Lorsque les parents de Fabien apprirent qui était vraiment la nouvelle conquête de leur fils, ils
ne ménagèrent pas les moyens de pression pour venir à bout de ce qu’ils pressentaient comme
un désastre, un déshonneur bien pire encore que le précédent mariage qu’ils n’avaient déjà pas
cautionné. Ils étaient furieux de cette relation qu’ils trouvaient abominable, pas digne d’eux,
de leur fils chéri et de leur famille, notamment de leur fille pour qui apparemment tout avait
merveilleusement réussi. La sœur de Fabien était en effet mère de deux enfants, mariée à un
homme de bonne souche, très à l’aise financièrement, directeur de sociétés, bref sa famille
était apparemment heureuse et sans histoire.

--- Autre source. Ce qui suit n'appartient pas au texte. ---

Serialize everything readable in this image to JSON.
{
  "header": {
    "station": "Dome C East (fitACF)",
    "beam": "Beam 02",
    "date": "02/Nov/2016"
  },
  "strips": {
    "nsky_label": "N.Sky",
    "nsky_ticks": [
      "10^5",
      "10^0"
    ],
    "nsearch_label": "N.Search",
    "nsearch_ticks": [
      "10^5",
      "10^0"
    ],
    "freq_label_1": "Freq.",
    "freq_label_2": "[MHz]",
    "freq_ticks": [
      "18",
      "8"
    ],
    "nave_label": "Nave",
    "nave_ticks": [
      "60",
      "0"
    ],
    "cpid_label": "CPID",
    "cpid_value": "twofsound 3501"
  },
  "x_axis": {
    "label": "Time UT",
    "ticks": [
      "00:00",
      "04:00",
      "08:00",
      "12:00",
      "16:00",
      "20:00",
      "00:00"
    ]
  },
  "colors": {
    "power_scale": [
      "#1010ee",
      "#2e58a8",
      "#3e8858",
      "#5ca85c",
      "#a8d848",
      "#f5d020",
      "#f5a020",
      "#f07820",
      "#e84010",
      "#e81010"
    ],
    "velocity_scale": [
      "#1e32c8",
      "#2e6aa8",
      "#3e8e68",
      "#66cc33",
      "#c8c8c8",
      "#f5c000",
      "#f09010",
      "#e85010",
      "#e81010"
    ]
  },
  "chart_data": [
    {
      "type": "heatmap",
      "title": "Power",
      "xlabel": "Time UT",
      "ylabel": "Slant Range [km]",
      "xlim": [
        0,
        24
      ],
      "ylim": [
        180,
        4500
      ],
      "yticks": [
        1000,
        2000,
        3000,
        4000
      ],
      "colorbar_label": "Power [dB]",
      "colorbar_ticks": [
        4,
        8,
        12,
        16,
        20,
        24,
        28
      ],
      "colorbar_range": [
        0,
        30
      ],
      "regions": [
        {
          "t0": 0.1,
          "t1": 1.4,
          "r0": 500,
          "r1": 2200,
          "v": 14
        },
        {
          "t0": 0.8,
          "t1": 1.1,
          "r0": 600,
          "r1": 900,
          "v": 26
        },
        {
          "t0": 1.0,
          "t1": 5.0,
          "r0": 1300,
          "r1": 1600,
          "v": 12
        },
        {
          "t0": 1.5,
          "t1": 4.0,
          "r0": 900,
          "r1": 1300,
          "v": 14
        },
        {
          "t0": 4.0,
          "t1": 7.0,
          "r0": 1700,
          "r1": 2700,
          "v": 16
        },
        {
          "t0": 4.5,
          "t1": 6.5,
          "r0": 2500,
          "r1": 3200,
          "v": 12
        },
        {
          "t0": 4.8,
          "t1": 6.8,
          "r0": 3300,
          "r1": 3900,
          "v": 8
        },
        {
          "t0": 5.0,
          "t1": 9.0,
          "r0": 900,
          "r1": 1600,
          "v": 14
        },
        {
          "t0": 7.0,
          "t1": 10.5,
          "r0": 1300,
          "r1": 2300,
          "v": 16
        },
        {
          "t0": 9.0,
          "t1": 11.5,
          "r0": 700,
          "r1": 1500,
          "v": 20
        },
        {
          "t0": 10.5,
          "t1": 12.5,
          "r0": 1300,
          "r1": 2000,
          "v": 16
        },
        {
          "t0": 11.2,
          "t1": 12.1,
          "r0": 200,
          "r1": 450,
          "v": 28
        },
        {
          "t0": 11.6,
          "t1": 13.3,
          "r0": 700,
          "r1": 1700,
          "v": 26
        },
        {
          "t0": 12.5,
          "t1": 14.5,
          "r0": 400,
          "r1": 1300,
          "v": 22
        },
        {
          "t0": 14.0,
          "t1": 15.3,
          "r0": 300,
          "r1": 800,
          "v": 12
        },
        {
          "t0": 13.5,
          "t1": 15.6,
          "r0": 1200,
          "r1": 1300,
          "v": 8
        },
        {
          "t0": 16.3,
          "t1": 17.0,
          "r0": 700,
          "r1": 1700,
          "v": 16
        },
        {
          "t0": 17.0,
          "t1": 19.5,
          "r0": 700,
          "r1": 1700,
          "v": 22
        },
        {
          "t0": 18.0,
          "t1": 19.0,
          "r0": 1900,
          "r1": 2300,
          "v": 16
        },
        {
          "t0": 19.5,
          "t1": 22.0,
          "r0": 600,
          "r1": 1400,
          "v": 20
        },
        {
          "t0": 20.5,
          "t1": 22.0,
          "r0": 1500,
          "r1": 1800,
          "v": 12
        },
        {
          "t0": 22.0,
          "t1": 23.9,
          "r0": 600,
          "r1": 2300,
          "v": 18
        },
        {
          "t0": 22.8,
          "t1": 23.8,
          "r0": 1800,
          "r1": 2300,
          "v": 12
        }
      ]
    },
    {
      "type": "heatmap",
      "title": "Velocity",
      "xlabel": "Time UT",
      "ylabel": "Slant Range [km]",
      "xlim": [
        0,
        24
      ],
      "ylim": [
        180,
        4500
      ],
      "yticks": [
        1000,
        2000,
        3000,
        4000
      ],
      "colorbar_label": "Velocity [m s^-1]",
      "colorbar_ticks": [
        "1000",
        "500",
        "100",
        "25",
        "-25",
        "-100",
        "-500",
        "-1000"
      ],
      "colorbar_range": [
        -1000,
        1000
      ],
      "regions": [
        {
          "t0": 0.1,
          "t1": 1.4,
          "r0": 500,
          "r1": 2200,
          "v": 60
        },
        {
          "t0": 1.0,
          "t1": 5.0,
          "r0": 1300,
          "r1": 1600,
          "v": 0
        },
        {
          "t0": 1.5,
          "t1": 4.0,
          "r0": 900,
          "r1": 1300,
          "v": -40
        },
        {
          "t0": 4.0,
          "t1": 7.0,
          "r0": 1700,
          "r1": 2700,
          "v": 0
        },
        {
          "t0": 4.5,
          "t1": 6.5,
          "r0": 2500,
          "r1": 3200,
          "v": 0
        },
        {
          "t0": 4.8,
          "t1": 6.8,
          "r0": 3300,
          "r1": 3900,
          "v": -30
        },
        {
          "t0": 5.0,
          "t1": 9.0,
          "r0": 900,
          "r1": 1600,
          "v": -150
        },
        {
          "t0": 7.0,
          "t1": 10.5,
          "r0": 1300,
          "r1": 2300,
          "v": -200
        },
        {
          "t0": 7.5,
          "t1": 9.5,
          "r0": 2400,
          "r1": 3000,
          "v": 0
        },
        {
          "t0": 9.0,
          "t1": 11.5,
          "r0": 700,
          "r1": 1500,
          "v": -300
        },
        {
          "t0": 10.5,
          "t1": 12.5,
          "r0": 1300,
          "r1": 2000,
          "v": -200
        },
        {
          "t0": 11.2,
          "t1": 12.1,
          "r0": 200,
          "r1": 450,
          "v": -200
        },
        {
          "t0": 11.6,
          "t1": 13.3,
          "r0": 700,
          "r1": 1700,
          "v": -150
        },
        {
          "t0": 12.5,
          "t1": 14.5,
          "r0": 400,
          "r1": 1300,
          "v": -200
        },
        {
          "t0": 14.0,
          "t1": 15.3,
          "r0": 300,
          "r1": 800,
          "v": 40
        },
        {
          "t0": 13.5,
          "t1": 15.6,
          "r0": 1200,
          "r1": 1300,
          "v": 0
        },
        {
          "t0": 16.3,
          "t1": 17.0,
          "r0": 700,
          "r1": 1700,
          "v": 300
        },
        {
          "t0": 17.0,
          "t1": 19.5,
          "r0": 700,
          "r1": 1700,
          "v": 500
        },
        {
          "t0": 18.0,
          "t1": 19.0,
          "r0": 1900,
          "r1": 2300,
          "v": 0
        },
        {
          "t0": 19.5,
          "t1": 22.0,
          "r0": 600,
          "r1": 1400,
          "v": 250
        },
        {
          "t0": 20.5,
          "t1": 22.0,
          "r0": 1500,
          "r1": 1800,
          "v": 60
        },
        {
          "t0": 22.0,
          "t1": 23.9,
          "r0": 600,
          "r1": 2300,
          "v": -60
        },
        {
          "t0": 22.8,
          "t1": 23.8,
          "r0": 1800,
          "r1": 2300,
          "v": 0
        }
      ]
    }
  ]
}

Pour punir leur fils décidément pas conforme aux us et coutumes familiaux et surtout pour
faire battre en retraite cette idylle jugée inconvenante, ils commencèrent par supprimer toute
l’aide économique plutôt généreuse que jusque-là ils accordaient à leur fils, tout en fermant
les yeux sur ses dévergondages.
Vu le climat pénible qui régnait à cause de moi entre Fabien et ses parents, je lui exprimai à
plusieurs reprises mon intention de rompre. Il me semblait que cette relation promettait trop
de tracas alors que je recherchais la paix une bonne fois pour toutes, ni plus ni moins. Contre
toute raison, à chacune de mes tentatives de séparation, Fabien revenait à la charge, me
suppliant parfois pitoyablement de poursuivre notre romance, grâce à laquelle il ressentait
certainement, peut-être inconsciemment, qu’il pourrait prendre ses distances avec sa famille
dont les obligations, les règles, les convenances lui pesaient. Avec moi enfin, il pouvait
couper le cordon ombilical qui l’empêchait de vivre son indépendance ; elle lui avait trop
longtemps, jusque-là, fait défaut. Chaque fois qu’il était séparé de moi, il m’écrivait des mots
d’amour, m’appelait régulièrement, défendant sa cause avec obstination. L’attachement qu’il
semblait me vouer envers et contre tout me touchait infiniment, d’autant que je commençais à
en être indubitablement amoureuse. Alors apitoyée, je succombais malgré moi à ses appels.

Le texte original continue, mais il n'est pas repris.